Investing in challenging times

Avid Legal’s Bruno Bordignon shares some key considerations:

Start-up world is often counter-cyclical when it comes to the financial markets – let’s not forget many of the current cohort of successful starts-up were born out of the 2009 GFC.

So what makes them more attractive in challenging environments? Here are my thoughts:

(1) pain has a price – most start-ups evolve out of some pain point that they have found an innovative way to solve, however trying to get market traction and people valuing that “pain” in good market conditions is difficult. We see many great start-ups with killer solutions, but when faced with selling that solution are hit by organisations who would rather status quo (even if it costs more!) than solving their pain. Times like these force people to rethink the status quo.

(2) agility is priceless and even better creates time – the fact that start-ups have never been comfortable and always cash-poor means that they keep iterating on themselves and are agile in their approach to knowing their business and understanding their market. This gives them the opportunity to be smart with cash, and run small iterations (or tests) on the market in an efficient manner – being able to rapidly iterate in this way extends their runway and time – where larger businesses and competitors sometimes don’t have the luxury (with their locked in cost structures).

(3) control over destiny – often investors will revert back to investing more in start-ups in times of unstable financial markets as they feel that they have more control over their investment. Now we aren’t talking about veto rights at a board level, but knowing that they are involved in a start-up that they can directly impact and influence through their thinking – and being part trying of a team executing on a vision. When combined together with the right set of people can be immensely powerful. There are plenty of investors out there right now looking to have a direct impact on start-ups lives – in more halcyon times, it is often difficult to get the full attention of investors, so now is the time for start-ups to truly tap into smart money.
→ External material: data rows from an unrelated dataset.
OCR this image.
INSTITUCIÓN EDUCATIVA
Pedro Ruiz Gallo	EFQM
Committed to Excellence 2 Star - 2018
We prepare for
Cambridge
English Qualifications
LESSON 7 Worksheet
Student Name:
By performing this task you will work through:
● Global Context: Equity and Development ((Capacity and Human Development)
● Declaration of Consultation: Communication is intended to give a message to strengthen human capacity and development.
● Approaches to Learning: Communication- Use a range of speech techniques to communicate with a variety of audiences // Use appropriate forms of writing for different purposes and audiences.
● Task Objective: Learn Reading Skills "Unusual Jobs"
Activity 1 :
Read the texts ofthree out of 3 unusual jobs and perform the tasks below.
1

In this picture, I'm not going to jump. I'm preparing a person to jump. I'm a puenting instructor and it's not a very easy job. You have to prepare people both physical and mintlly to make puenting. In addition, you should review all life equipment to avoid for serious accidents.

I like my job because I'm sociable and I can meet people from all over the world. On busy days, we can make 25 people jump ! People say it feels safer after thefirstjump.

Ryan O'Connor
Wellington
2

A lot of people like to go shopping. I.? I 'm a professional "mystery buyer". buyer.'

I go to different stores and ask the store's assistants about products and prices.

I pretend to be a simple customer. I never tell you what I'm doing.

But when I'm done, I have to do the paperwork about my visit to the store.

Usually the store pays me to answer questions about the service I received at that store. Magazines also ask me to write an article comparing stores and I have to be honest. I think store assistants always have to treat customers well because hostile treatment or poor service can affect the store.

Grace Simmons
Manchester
While all of the above represents a significant opportunity to start-ups, challenges still remain. The key ones from my perspective are:

(1) team attrition – behind every great start-up there is a great team, and retaining that team will be critical. In recent discussions with Phil McCaw he was already cognisant of the “flight to safety” reaction experienced by start-up teams where people are tempted to go back to a perceived safer corporate job. Start-ups will need to work on ways on keeping their team tight and revisit how much they have allocated in ESOP as part of looking at ways to retain that talent.

(2) being heard – with all of the noise in the market around COVID-19, most corporates tend to be focussed on the immediate problem and not some of the solutions waiting to emerge. Getting to get to the right people within organisations to sell has always been difficult, and now if you manage that, getting that persons attention will be the next challenge. Perhaps the sometimes unconventional sales approach of start-ups might just win out here!

(3) telling the story – with so much disruption in markets, it can also sometimes be difficult for start-ups to articulate their proposition – too many opportunities can be as much as a curse as too few. Start-ups now more than ever will need laser focus on their story, purpose and proposition – this is not just limited to customers, but also to investors. Start-ups will need to be using every piece of data on their business (and their market) and demonstrate the learnings from their iterations to show how they will emerge as a lead player in their market.

While cash is always king, we have seen from previous experience in the 2009 GFC that investment runs counter-cyclical and there will be investors looking for a home for their cash. Expect to see a return to syndication, and people sharing a lot more for the collective good – this can’t be a bad thing, right? So let us all practice more random acts of kindness and work together to seize the opportunities ahead!